— Не в этом дело, — в отчаянии сказал Эффингэм. Он сжал ее руку в исступленной мольбе. — Я люблю тебя, Ханна. И хочу тебя, и это серьезно. Но суть не в этом. Я чувствую, что мы должны что-то сделать, чтобы разрушить эти чары, которые околдовали всех нас, и все мы бродим словно во сне. Это скверные, нездоровые чары. Своей бесконечной покорностью мы просто убиваем что-то.
— Возможно, — она стала поглаживать его пальцы. — Возможно, мы убиваем то, что не имеет права на жизнь. Ничего.

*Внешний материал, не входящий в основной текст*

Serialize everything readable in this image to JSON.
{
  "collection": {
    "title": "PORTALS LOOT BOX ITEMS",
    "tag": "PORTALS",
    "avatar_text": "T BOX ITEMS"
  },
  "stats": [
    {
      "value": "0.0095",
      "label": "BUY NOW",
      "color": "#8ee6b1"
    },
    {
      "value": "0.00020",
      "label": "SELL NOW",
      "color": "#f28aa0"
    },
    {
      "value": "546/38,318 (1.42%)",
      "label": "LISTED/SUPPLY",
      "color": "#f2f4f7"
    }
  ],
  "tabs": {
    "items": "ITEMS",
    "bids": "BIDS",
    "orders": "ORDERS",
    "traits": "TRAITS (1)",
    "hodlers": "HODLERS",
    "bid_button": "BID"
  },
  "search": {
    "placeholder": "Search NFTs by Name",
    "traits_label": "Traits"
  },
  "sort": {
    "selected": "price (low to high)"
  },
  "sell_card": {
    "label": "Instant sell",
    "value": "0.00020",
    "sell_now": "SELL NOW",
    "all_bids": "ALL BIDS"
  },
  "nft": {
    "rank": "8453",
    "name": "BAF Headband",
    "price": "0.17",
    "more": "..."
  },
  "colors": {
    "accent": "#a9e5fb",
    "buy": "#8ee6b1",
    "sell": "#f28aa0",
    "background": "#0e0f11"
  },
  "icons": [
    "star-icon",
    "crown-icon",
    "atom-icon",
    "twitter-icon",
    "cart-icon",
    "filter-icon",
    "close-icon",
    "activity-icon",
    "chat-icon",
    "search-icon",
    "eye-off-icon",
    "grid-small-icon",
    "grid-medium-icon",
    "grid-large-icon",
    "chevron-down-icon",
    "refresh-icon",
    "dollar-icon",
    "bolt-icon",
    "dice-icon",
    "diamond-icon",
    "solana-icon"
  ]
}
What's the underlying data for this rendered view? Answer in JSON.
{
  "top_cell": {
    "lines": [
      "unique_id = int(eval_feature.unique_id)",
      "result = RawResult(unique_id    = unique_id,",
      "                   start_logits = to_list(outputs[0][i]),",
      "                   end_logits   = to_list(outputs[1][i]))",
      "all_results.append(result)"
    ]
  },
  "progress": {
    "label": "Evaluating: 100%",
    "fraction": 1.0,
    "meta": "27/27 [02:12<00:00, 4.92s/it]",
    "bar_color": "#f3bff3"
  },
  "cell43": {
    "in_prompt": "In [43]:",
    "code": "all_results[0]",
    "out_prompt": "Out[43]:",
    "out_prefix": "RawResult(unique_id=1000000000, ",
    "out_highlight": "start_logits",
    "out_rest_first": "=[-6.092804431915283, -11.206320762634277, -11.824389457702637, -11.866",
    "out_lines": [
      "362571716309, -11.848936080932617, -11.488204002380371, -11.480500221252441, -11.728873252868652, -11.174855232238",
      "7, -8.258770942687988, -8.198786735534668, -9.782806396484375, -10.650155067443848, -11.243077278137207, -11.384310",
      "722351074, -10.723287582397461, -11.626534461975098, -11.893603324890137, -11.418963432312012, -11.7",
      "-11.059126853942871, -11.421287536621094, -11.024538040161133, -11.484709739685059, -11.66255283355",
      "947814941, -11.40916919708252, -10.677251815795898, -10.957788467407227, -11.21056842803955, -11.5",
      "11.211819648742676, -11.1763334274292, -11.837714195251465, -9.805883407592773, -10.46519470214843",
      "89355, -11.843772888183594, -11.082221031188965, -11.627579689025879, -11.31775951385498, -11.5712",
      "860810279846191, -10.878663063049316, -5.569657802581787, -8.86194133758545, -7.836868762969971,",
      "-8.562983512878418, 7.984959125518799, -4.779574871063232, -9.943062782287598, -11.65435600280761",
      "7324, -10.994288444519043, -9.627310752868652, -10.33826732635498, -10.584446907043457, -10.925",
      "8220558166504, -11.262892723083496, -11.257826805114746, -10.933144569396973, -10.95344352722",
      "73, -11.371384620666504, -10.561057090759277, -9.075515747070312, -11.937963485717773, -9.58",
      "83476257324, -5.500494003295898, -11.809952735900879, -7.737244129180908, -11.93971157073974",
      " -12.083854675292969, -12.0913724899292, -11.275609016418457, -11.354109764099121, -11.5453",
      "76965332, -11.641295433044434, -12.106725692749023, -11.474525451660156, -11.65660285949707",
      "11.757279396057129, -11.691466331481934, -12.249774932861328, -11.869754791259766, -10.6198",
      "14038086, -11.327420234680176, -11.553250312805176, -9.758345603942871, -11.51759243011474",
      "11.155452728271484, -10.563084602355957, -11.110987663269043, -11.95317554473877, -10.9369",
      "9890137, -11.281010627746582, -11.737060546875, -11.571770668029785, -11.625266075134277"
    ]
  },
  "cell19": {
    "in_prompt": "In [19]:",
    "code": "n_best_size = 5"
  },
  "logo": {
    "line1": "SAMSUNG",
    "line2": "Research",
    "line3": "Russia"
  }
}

Я знаю, все сложнее, когда дело касается кого-то, а не тебя. Болезнь другого человека часто труднее выносить, чем свою собственную. Страдания другого ты воображаешь, а когда дело касается тебя, ты знаешь свои возможности и свои пределы. Ты уверен, Эффи, что не хочешь просто уйти от меня? Я могу представить, какое отвращение может внезапно овладеть тобой. Ты должен быть со мной откровенен. Давай, Эффи, скажи мне правду.
Ему было невыносимо слышать ее спокойный повелительный тон. Он хотел видеть ее слезы, слышать ее плач. Ему было необходимо, чтобы она отчаянно нуждалась в нем. Он начал что-то бормотать, заикаясь, затем остановился, намереваясь быть холодным, как будто имеет дело с врагом.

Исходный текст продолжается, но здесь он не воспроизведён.